Cliffs wants the regulator to assume that all the wetland and stream impacts are necessary and unavoidable, and they claim that no special plants or wildlife are threatened—although they didn’t actually look for them—and there are no endangered species of state concern to be harmed. The best thing to do from their purely economic point of view is bury the wetlands under a mountain of waste rock.

Those who actually know the area realize that Ely Creek is a designated trout stream, Grass Lake and Tilden Pond are historic beaver ponds. The application fails to acknowledge the value of beavers as a keystone species, which have been engineering this area for generations. The applicant says, is no baseline data for the project area and does not mention a book by Lewis Henry Morgan called The American Beaver in his works, published in 1868, which offers a rare baseline study of the Ely Creek and Grass Lake ecosystem, complete with maps and diagrams prior to iron mining in 1868.

There is an occupied eagle nest in the Tilden Mine Stockpile expansion, and the project area is frequented by wolves. Cliffs to request to destroy wetlands in streams. Here is part of a larger, unacknowledged pattern for too long. They have been operating operating iron mines 175 years, but did not include the comprehensive environmental impact study in their permit.

Kathleen Heideman

Local 3 reached out to EGLE Environmental Quality Analyst Hunter King for additional information.

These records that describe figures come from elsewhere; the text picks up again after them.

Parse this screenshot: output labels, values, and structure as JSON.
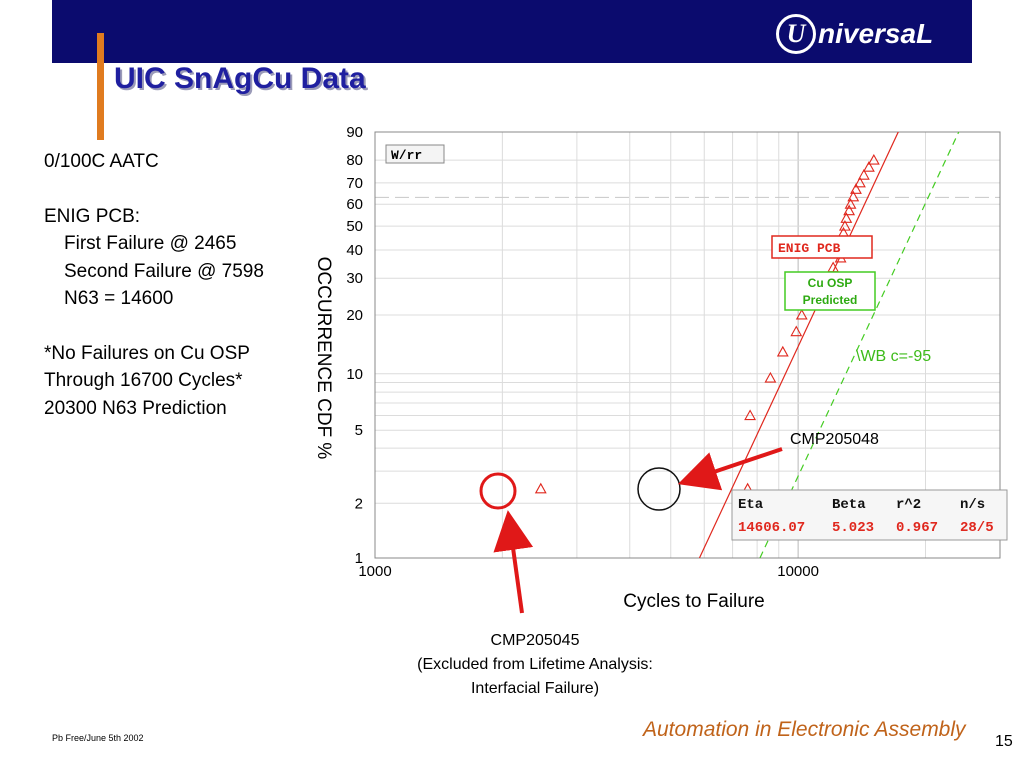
{
  "slide": {
    "title": "UIC SnAgCu Data",
    "logo_text": "niversaL",
    "logo_mark": "U",
    "footer_left": "Pb Free/June 5th 2002",
    "footer_tagline": "Automation in Electronic Assembly",
    "page_number": "15",
    "colors": {
      "header": "#0b0b6e",
      "accent": "#e07b1f",
      "title": "#1f1fa0",
      "tagline": "#c0631a"
    }
  },
  "notes": {
    "line1": "0/100C AATC",
    "line2": "ENIG PCB:",
    "line3": "First Failure @ 2465",
    "line4": "Second Failure @ 7598",
    "line5": "N63 = 14600",
    "line6": "*No Failures on Cu OSP",
    "line7": "Through 16700 Cycles*",
    "line8": "20300 N63 Prediction"
  },
  "callouts": {
    "cmp205048": "CMP205048",
    "cmp205045_line1": "CMP205045",
    "cmp205045_line2": "(Excluded from Lifetime Analysis:",
    "cmp205045_line3": "Interfacial Failure)"
  },
  "chart_data": {
    "type": "scatter",
    "title": "",
    "xlabel": "Cycles to Failure",
    "ylabel": "OCCURRENCE CDF %",
    "xscale": "log",
    "yscale": "weibull",
    "xlim": [
      1000,
      30000
    ],
    "ylim": [
      1,
      90
    ],
    "x_ticks": [
      {
        "value": 1000,
        "label": "1000"
      },
      {
        "value": 10000,
        "label": "10000"
      }
    ],
    "y_ticks": [
      {
        "value": 1,
        "label": "1"
      },
      {
        "value": 2,
        "label": "2"
      },
      {
        "value": 5,
        "label": "5"
      },
      {
        "value": 10,
        "label": "10"
      },
      {
        "value": 20,
        "label": "20"
      },
      {
        "value": 30,
        "label": "30"
      },
      {
        "value": 40,
        "label": "40"
      },
      {
        "value": 50,
        "label": "50"
      },
      {
        "value": 60,
        "label": "60"
      },
      {
        "value": 70,
        "label": "70"
      },
      {
        "value": 80,
        "label": "80"
      },
      {
        "value": 90,
        "label": "90"
      }
    ],
    "grid": true,
    "legend": {
      "method": "W/rr",
      "enig_label": "ENIG PCB",
      "osp_label_line1": "Cu OSP",
      "osp_label_line2": "Predicted",
      "wb_note": "\\WB c=-95"
    },
    "stats": {
      "headers": [
        "Eta",
        "Beta",
        "r^2",
        "n/s"
      ],
      "values": [
        "14606.07",
        "5.023",
        "0.967",
        "28/5"
      ]
    },
    "series": [
      {
        "name": "ENIG PCB",
        "color": "#e0281e",
        "points": [
          {
            "x": 2465,
            "y": 2.4
          },
          {
            "x": 7598,
            "y": 2.4
          },
          {
            "x": 7700,
            "y": 6.0
          },
          {
            "x": 8600,
            "y": 9.5
          },
          {
            "x": 9200,
            "y": 13
          },
          {
            "x": 9900,
            "y": 16.5
          },
          {
            "x": 10200,
            "y": 20
          },
          {
            "x": 10600,
            "y": 23
          },
          {
            "x": 11500,
            "y": 30
          },
          {
            "x": 12100,
            "y": 33.5
          },
          {
            "x": 12600,
            "y": 37
          },
          {
            "x": 12700,
            "y": 40
          },
          {
            "x": 12750,
            "y": 43.5
          },
          {
            "x": 12800,
            "y": 47
          },
          {
            "x": 12900,
            "y": 50
          },
          {
            "x": 13000,
            "y": 53.5
          },
          {
            "x": 13200,
            "y": 57
          },
          {
            "x": 13300,
            "y": 60
          },
          {
            "x": 13500,
            "y": 63.5
          },
          {
            "x": 13700,
            "y": 67
          },
          {
            "x": 14000,
            "y": 70
          },
          {
            "x": 14300,
            "y": 73.5
          },
          {
            "x": 14700,
            "y": 77
          },
          {
            "x": 15100,
            "y": 80
          }
        ]
      }
    ],
    "fit_lines": [
      {
        "name": "ENIG PCB",
        "style": "solid",
        "color": "#e0281e",
        "eta": 14606.07,
        "beta": 5.023
      },
      {
        "name": "Cu OSP Predicted",
        "style": "dashed",
        "color": "#44cc22",
        "eta": 20300,
        "beta": 5.023
      }
    ]
  }
}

King tells us that no permitting decision by EGLE has yet been made, and that the public comment period is still open until March 9. Then other federal agencies will give EGLE their opinion before April 1, with EGLE likely making a decision by April 13.

On the meeting, King said, “EGLE sincerely appreciates the public interest, comments, and concerns provided by participants in yesterday’s public hearing.  We remain committed to making scientifically sound permitting decisions grounded in statute.”

You can find more information about Tilden Mine and the proposed expansion through EGLE’s MiEnviro Portal.